A couple lesser successes followed: the French New Wave-influenced film "Mickey One" (starring future collaborator Warren Beatty), which flopped; and "The Chase," adapted from a Horton Foote play, which was recut by producer Sam Spiegel. He was also fired by star Burt Lancaster from the movie "The Train." Soon after, however, Mr. Penn turned the film world on its ear with "Bonnie and Clyde."
"Beatty and I both had a sense that we were better than we had showed," he said. Starring Beatty and Faye Dunaway as youthful, sexy, improvising versions of the original Depression-era gangsters, the film reinvented the oft-told history as a counterculture tale of righteous, yet reckless, rebels turning against the status quo of a corrupt society. It's choppy editing and sudden shifts in tone from the comic to the tragic again showed the influence of Nouvelle Vague filmmakers like Jean-Luc Godard and Francois Truffaut. (In fact, those two directors were once considered for the movie.) It also introduced sex and heightened violence into movies in a way they hadn't been before. The final sequence, in which the anti-heroes are slain in an extended, slow-motion balletic hail of bullets, is among the most memorable and controversial in film history.
Attacked when it was released, it was subsequently championed by influential critic Pauline Kael, and came to be embraced as a modern classic. Despite this triumph, Mr. Penn's film career didn't necessarily flourish afterwards. He found some success with 1970's "Little Big Man," a retelling of America's conquest of the West and the Indian nation, as seen through the eyes of the only survivor of Custer's Last Stand (Dustin Hoffman, who aged 70 years in the film). The movie also encapsulated the leftist politics the filmmaker frequently brought to his work; Custer is portrayed as a vain, lying sociopath. Critics found much to admire, too, in the modern film noir "Night Moves" in 1975. But failures like "The Missouri Breaks" and "Four Friends" slowed down his career. Misses "Target" and "Dead of Winter" in the 1980s didn't help matters.

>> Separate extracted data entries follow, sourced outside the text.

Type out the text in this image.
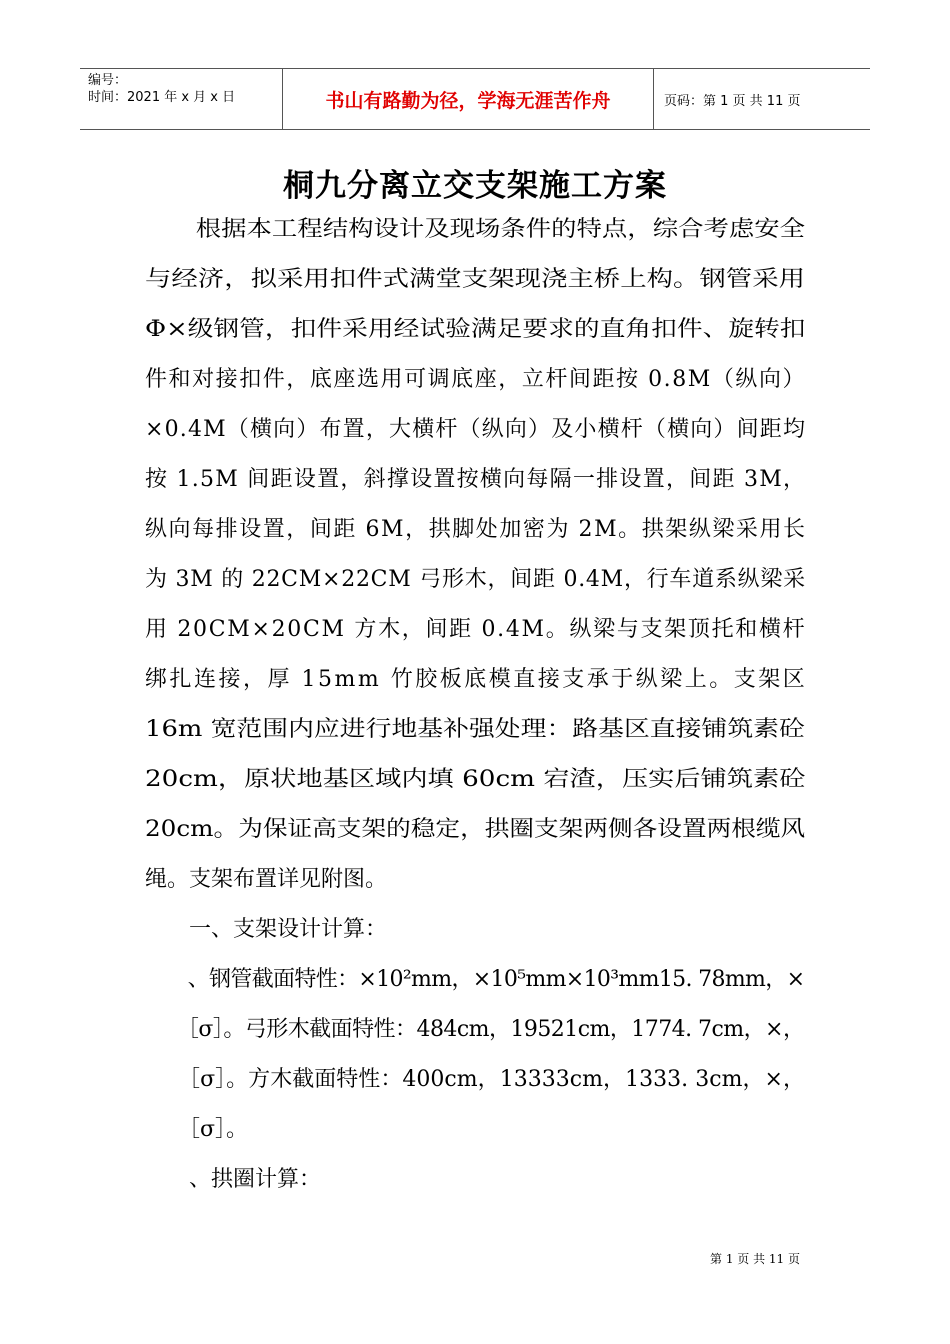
编号：
时间：2021 年 x 月 x 日	书山有路勤为径，学海无涯苦作舟	页码：第 1 页 共 11 页
桐九分离立交支架施工方案
　　根据本工程结构设计及现场条件的特点，综合考虑安全
与经济，拟采用扣件式满堂支架现浇主桥上构。钢管采用
Φ×级钢管，扣件采用经试验满足要求的直角扣件、旋转扣
件和对接扣件，底座选用可调底座，立杆间距按 0.8M（纵向）
×0.4M（横向）布置，大横杆（纵向）及小横杆（横向）间距均
按 1.5M 间距设置，斜撑设置按横向每隔一排设置，间距 3M，
纵向每排设置，间距 6M，拱脚处加密为 2M。拱架纵梁采用长
为 3M 的 22CM×22CM 弓形木，间距 0.4M，行车道系纵梁采
用 20CM×20CM 方木，间距 0.4M。纵梁与支架顶托和横杆
绑扎连接，厚 15mm 竹胶板底模直接支承于纵梁上。支架区
16m 宽范围内应进行地基补强处理：路基区直接铺筑素砼
20cm，原状地基区域内填 60cm 宕渣，压实后铺筑素砼
20cm。为保证高支架的稳定，拱圈支架两侧各设置两根缆风
绳。支架布置详见附图。
　　一、支架设计计算：
　　、钢管截面特性：×10²mm，×10⁵mm×10³mm15. 78mm，×
　　［σ］。弓形木截面特性：484cm，19521cm，1774. 7cm，×，
　　［σ］。方木截面特性：400cm，13333cm，1333. 3cm，×，
　　［σ］。
　　、拱圈计算：
第 1 页 共 11 页
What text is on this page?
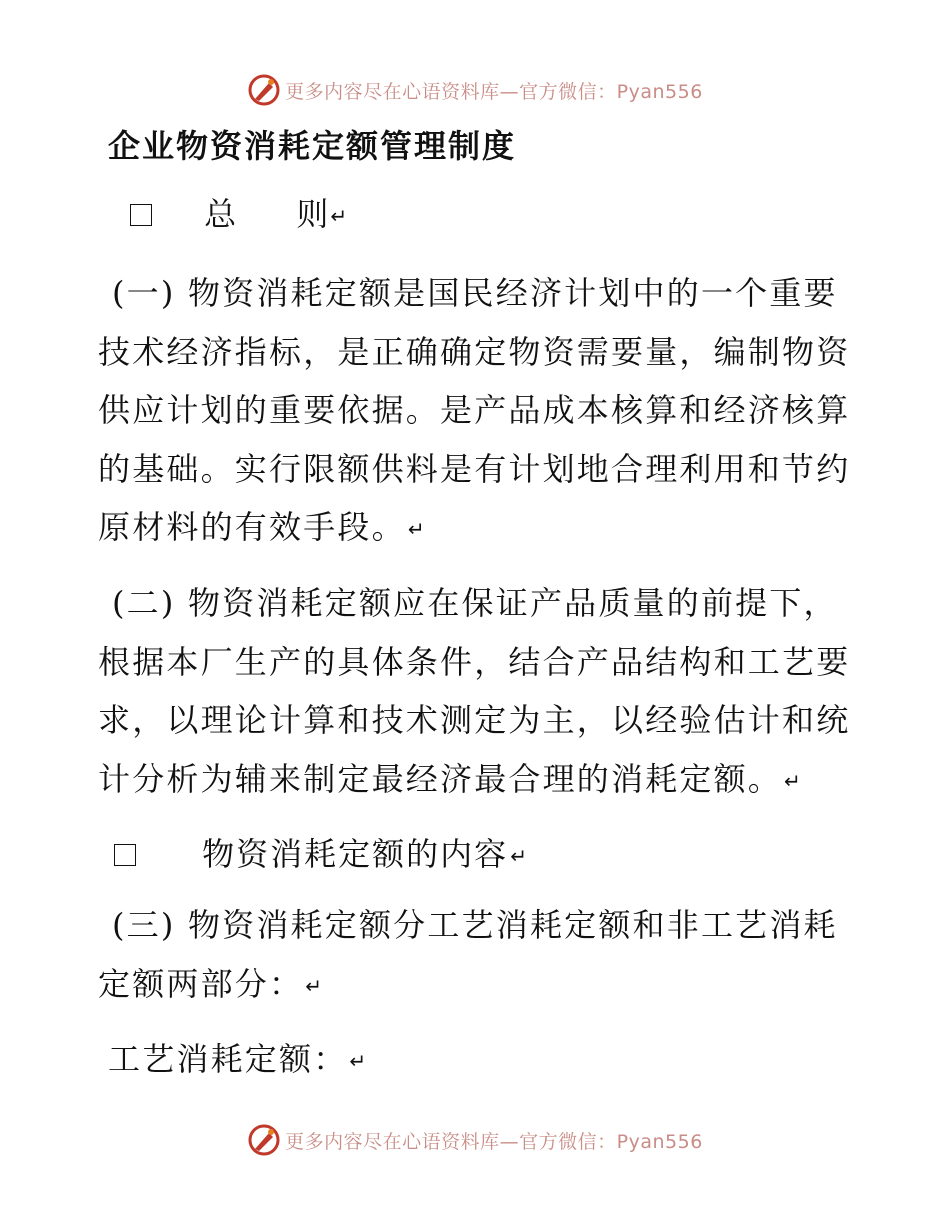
更多内容尽在心语资料库—官方微信：Pyan556
企业物资消耗定额管理制度
总 则 ↵ ↵
(一) 物资消耗定额是国民经济计划中的一个重要
技术经济指标，是正确确定物资需要量，编制物资
供应计划的重要依据。是产品成本核算和经济核算
的基础。实行限额供料是有计划地合理利用和节约
原材料的有效手段。 ↵ ↵
(二) 物资消耗定额应在保证产品质量的前提下，
根据本厂生产的具体条件，结合产品结构和工艺要
求，以理论计算和技术测定为主，以经验估计和统
计分析为辅来制定最经济最合理的消耗定额。 ↵ ↵
物资消耗定额的内容 ↵ ↵
(三) 物资消耗定额分工艺消耗定额和非工艺消耗
定额两部分： ↵ ↵
工艺消耗定额： ↵ ↵
更多内容尽在心语资料库—官方微信：Pyan556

Mr. Penn made a triumphant, and highly unexpected, return to Broadway in 2002 with Fortune's Fool, an adaptation of Turgenev novel. It won favor for its expert storytelling, fluid staging and ensemble acting. The cast included Alan Bates in his last Broadway appearance, and Frank Langella, who won a Tony Award. Mr. Penn returned two years later, with less success, with a revival of Sly Fox, Larry Gelbart's retelling of Ben Jonson's comic tale of greed, Volpone. (He had also directed the original 1976 Broadway production starring George C. Scott.) His background with the Actors Studio stayed with him late in his career; in rehearsals for the Sly Fox revival, he invited the cast to go off book and find the essence of the scene before going back to the script.
Arthur Penn was born Sept. 27, 1922, in Philadelphia, PA. He older brother, Irving, became a renowned photographer. His parents separated when he was young, and Mr. Penn spent many of his formative years living with his mother and brother in New York and New Hampshire. In 1943 he enlisted in the U.S. Army Infantry and reported for training at Fort Jackson, where he soon started a performing theatre troupe that would entertain fellow soldiers.

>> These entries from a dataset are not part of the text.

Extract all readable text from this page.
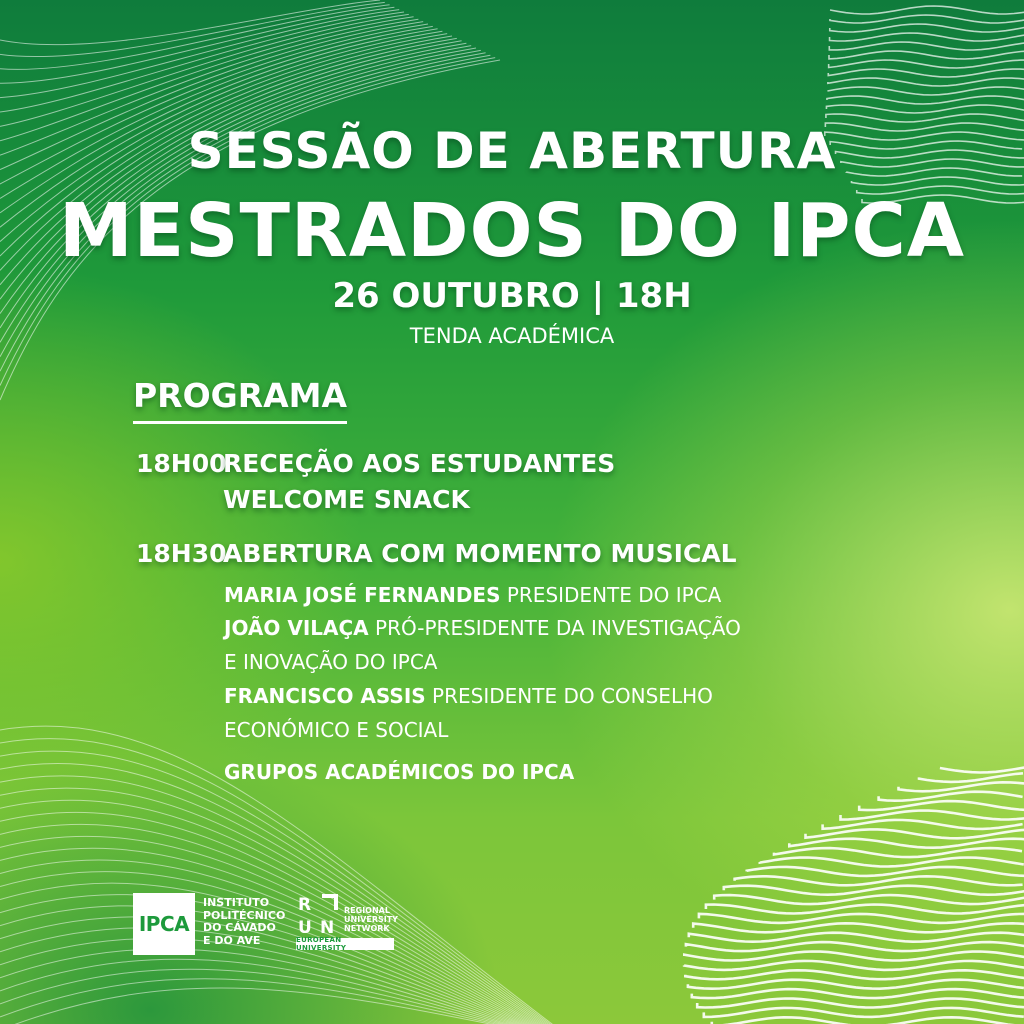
SESSÃO DE ABERTURA
MESTRADOS DO IPCA
26 OUTUBRO | 18H
TENDA ACADÉMICA
PROGRAMA
18H00
RECEÇÃO AOS ESTUDANTES
WELCOME SNACK
18H30
ABERTURA COM MOMENTO MUSICAL
MARIA JOSÉ FERNANDES PRESIDENTE DO IPCA
JOÃO VILAÇA PRÓ-PRESIDENTE DA INVESTIGAÇÃO
E INOVAÇÃO DO IPCA
FRANCISCO ASSIS PRESIDENTE DO CONSELHO
ECONÓMICO E SOCIAL
GRUPOS ACADÉMICOS DO IPCA
IPCA
INSTITUTO
POLITÉCNICO
DO CÁVADO
E DO AVE
R
U N
REGIONAL
UNIVERSITY
NETWORK
EUROPEAN UNIVERSITY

After the war, he studied acting at Black Mountain College in North Carolina and then the Universities of Perugia and Florence in Italy. Returning to the U.S. in 1948, he continued to train at the Actors' Studio and with Michael Chekhov in Los Angeles. All this training resulted in few acting jobs, but he found his ticket into show business when he began working at a new television studio, NBC-TV. He moved up from floor manager to writing teleplays to directing.
He soon piloted episodes for "The Gulf Playhouse," "Goodyear Television Playhouse," "The Philco Television Playhouse," "Playwrights '56" and "Playhouse 90." One 1957 episode of the latter would become the play The Miracle Worker.
He is survived by his wife, Peggy Maurer, and two children, Matthew and Molly.